I am trying to solve this equation for $x$: $$ y = 1 - e^\left( \frac{{ x ^ {0.22} } ({e^{-cx^{0.22}}-1)}}{c} \right) $$ I tried by transferring 1 to left hand side and then taking ln on both sides but that doesn't gives me the solution for x
Can anyone help ?
It was important to be precise about the parenthesis because the slightest change is likely to make the equation solvable or not solvable analytically.
For example the quation $(1)$ is solvable thanks to a special function
$$\boxed{y = 1 - e^ \frac{({ x ^ {0.22} } {e^{-cx^{0.22}}})-1}{c} }\tag 1$$ $\frac{({ x ^ {0.22} } {e^{-cx^{0.22}}})-1}{c}=\ln|1-y|$
$ x ^ {0.22} e^{-cx^{0.22}}=1+c\ln|1-y|$
$ (-cx ^ {0.22}) e^{(-cx^{0.22})}=-c-c^2\ln|1-y|$
With $\begin{cases}X=(-cx ^ {0.22}) \\ Y=-c-c^2\ln|1-y| \end{cases}$ the equation is transformed into $\quad Xe^X=Y$
The solution is $\quad X=W(Y)$ .
$W$ is the Lambert W function : https://mathworld.wolfram.com/LambertW-Function.html
$-cx ^ {0.22}=W\left(-c-c^2\ln|1-y| \right)$
$$x=\left(-\frac{1}{c}W\left(-c-c^2\ln|1-y| \right)\right)^{1/0.22}$$
This is not the same for equation $(2)$ :
$$\boxed{y = 1 - e^ \frac{{ x ^ {0.22} } ({e^{-cx^{0.22}}-1)}}{c} }\tag 2$$
$\frac{{ x ^ {0.22} } ({e^{-cx^{0.22}}-1)}}{c}=\ln|1-y|$
With $\begin{cases}X=(-cx ^ {0.22}) \\ Y=-c^2\ln|1-y| \end{cases}$ the equation is transformed into $\quad Xe^X-X=Y$
This is not the Lambert equation $Xe^X=Y$. The Lambert W function is no longer convenient.
A different special function would be necessary.

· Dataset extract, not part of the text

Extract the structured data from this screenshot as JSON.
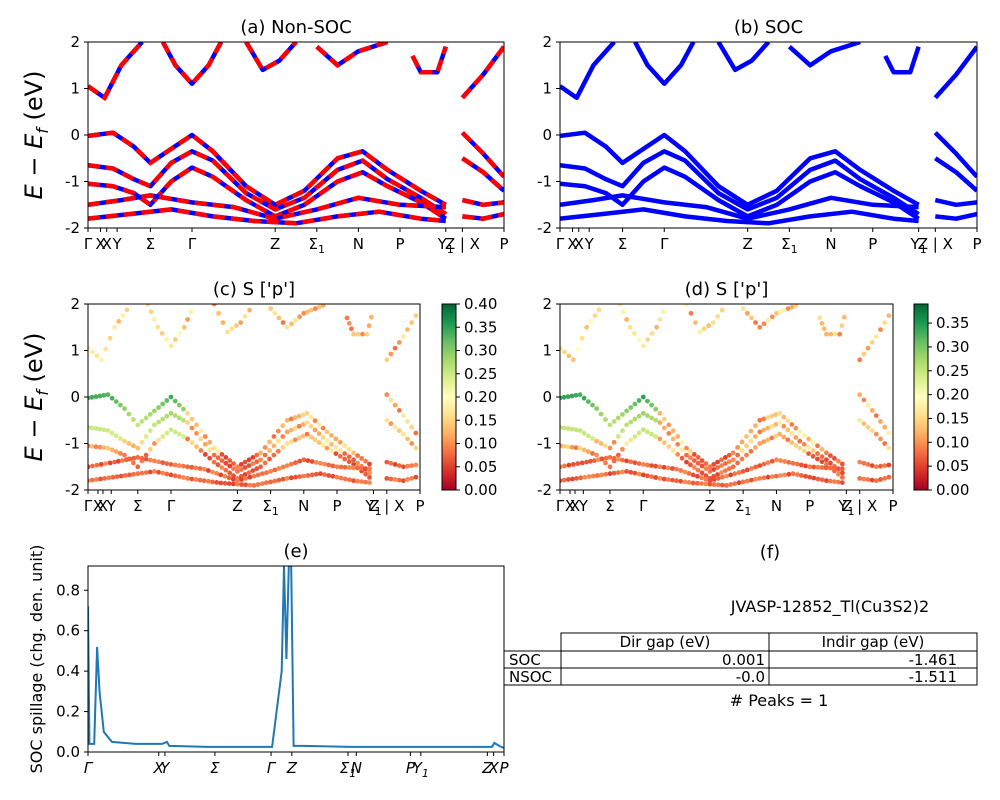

As far as I know, up to now, no convenient special function has been standardized for solving this kind of equation.
Do not expect an explicit solution for equation $(2)$. One have to solve it approximately with numerical calculus. They are a lot of numerical methods, for example Newton-Raphson, etc. But the parameters $c$ and $y$ have to be known on numerical form.